Why Hasn’t Everything Already Disappeared? / Jean Baudrillard
This book is the result of an old, grumpy, slightly terrified French philosopher thinking a little too hard about contemporary life, and it’s both really right and really wrong about a lot of things.

The Magicians / Lev Grossman
Dosed with unabashed nostalgia for the Narnia Chronicles, Grossman reimagines what it might mean to attend a school for magicians – and still find yourself disappointed at what the world holds.

In the City of Lost Things / Paul Auster
I first read this novel in the first year of my undergrad, and it’s weirdly stuck with me – and weirdly proved impossible to find in bookstores. Strong female protagonist journeys to the (apocalyptic, chaotic, decaying) city of last things to look for her missing brother – and learns too late that the city proves just about impossible to escape.

The Vegetarian / Han Kang
A Korean woman gives up eating meat after a series of unsettling, cannibalistic dreams; this small act of resistance quickly snowballs – producing social, familial, political, and artistic ramifications.

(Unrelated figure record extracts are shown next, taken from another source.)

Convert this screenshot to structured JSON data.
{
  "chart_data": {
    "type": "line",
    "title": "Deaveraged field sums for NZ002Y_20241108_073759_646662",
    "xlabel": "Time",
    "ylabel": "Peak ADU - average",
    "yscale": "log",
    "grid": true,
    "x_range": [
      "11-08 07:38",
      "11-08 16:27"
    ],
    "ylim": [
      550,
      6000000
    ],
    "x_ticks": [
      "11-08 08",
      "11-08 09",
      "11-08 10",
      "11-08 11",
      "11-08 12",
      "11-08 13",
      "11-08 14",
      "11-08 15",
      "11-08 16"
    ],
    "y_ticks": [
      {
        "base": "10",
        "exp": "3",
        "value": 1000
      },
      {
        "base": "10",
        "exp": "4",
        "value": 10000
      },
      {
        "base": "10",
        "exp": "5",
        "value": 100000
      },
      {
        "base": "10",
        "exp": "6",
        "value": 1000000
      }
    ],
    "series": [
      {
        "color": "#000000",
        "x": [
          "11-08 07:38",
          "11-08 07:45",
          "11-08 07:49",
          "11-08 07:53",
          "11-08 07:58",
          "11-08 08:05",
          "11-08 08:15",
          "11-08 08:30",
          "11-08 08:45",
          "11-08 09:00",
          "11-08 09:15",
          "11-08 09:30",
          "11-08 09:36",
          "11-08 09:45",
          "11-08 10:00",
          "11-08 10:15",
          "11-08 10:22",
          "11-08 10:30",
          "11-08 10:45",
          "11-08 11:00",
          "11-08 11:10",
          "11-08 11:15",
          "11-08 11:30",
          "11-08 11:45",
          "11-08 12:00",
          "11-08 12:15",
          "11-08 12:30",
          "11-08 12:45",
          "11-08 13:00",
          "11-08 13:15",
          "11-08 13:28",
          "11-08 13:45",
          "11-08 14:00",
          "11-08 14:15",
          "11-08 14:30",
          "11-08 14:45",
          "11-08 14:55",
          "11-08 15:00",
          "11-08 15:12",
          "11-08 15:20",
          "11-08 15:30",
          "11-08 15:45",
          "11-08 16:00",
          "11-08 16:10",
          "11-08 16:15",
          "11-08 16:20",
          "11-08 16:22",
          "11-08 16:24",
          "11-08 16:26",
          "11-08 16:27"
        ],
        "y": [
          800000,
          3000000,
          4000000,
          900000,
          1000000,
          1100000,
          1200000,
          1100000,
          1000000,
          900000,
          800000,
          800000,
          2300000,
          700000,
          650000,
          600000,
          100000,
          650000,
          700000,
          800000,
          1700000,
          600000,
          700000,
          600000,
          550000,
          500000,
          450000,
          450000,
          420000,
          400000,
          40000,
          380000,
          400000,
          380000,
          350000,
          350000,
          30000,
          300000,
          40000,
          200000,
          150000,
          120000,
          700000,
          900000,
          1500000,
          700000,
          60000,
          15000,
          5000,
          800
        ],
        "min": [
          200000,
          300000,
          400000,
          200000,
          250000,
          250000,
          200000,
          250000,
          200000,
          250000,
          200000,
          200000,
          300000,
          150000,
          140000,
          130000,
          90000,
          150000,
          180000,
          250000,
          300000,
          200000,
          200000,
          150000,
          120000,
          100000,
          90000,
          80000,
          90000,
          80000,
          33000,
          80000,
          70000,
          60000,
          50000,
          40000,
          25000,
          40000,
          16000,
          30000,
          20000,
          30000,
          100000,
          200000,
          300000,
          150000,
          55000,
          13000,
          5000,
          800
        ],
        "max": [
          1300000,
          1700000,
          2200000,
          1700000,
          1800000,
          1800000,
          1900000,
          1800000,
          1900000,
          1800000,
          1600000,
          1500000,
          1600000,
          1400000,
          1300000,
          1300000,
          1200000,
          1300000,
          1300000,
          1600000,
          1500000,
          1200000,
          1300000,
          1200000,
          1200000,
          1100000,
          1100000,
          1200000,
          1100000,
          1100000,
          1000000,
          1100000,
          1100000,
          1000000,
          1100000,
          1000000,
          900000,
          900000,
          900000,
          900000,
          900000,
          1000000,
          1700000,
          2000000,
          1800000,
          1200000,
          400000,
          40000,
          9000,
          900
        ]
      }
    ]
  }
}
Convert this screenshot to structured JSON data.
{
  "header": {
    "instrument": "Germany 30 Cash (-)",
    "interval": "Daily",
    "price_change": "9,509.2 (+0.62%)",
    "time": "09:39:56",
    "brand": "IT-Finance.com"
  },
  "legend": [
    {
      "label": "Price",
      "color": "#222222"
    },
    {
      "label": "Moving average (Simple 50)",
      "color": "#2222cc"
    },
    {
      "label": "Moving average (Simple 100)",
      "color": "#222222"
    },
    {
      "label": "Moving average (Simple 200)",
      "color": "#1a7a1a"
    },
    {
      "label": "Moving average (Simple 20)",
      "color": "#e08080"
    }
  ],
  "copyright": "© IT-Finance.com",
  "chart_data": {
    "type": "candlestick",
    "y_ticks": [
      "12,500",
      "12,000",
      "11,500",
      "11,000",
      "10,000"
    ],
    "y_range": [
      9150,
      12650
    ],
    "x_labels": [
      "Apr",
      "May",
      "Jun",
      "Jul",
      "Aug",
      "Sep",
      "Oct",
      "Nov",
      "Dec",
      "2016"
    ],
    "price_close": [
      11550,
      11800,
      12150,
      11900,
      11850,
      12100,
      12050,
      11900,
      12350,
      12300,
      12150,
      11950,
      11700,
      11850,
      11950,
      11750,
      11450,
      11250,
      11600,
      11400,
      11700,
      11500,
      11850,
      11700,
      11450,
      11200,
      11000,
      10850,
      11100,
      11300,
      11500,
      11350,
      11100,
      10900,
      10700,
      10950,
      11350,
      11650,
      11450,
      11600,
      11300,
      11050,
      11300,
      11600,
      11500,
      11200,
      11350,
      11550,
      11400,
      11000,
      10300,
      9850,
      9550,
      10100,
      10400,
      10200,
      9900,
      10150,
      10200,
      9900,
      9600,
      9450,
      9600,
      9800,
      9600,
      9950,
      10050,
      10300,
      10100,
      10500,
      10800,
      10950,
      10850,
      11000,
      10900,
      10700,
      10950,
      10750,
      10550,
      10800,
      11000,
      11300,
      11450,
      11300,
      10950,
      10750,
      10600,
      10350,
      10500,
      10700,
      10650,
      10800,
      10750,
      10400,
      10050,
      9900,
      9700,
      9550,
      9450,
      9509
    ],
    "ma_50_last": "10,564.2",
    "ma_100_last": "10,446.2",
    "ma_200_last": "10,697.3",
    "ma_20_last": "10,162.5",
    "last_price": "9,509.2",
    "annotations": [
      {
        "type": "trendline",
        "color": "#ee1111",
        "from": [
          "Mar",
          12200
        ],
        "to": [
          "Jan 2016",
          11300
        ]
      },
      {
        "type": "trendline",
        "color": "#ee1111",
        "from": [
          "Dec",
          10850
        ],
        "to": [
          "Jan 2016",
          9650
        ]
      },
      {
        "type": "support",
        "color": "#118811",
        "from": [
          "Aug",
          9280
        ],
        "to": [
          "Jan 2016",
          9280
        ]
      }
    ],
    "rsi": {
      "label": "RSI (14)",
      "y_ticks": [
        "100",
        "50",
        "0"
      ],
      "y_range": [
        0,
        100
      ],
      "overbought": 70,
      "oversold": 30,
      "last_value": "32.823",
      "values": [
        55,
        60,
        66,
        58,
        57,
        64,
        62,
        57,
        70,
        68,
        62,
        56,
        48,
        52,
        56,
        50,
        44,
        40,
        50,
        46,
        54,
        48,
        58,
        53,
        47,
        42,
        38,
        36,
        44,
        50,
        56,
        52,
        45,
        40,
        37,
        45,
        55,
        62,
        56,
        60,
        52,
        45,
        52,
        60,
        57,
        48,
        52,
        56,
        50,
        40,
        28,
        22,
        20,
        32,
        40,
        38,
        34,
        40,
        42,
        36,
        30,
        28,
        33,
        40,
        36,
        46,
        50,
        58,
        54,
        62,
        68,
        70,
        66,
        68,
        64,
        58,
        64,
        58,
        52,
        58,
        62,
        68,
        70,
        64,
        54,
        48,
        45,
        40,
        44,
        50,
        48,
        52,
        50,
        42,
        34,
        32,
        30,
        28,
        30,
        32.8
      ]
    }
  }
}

Spill Simmer Falter Wither / Sarah Baume
Okay – stop what you’re doing and get your hands on a copy of this book, because it’s easily one of the best I’ve read this year. The old, suspicious anti-hero at the centre of this novel can’t put his finger on why he’s suddenly possessed with the urge to get a dog, but once united, the two prove oddly and inseparably similar – wounded and muddling along as best they can.

All the Birds, Singing / Evie Wyld
The best way to describe this novel is as a weird one. Sheep? Sex workers? Australia? Arson? Mysterious beasts ripping apart lambs?

The Mirror World of Melody Black / Gavin Extence
The back cover makes this sound like a fun and unsettling romp through parallel worlds, but the truth is this novel is a beautifully frank look at the inside of mental illness.

The Saga of the Swamp Thing / Alan Moore (et al)
I’ve read four of the six volumes which chronicle this version of the Swamp Thing, and even though I’m not generally a graphic novel / comic sort of person, I weirdly and truly dig the trials and tribulations of this unlikely, plant-based superhero. Apocalypse! History! Memory!

A Complicated Kindness / Miriam Toews
A Mennonite girl in small-town Canada slowly and surely comes to grips (or else to no grips at all) with the fact that her gentle religion has torn (and continues to tear) her family apart. (It sounds inane but it’s not. It’s brilliant, and heartbreaking, and clever, and hilarious.)

 

So there you have it – that was how I spent my May. What have you read this past month that you loved / hated / felt unmoved by? Is there anything on my list you want to hear more about? Let’s chat!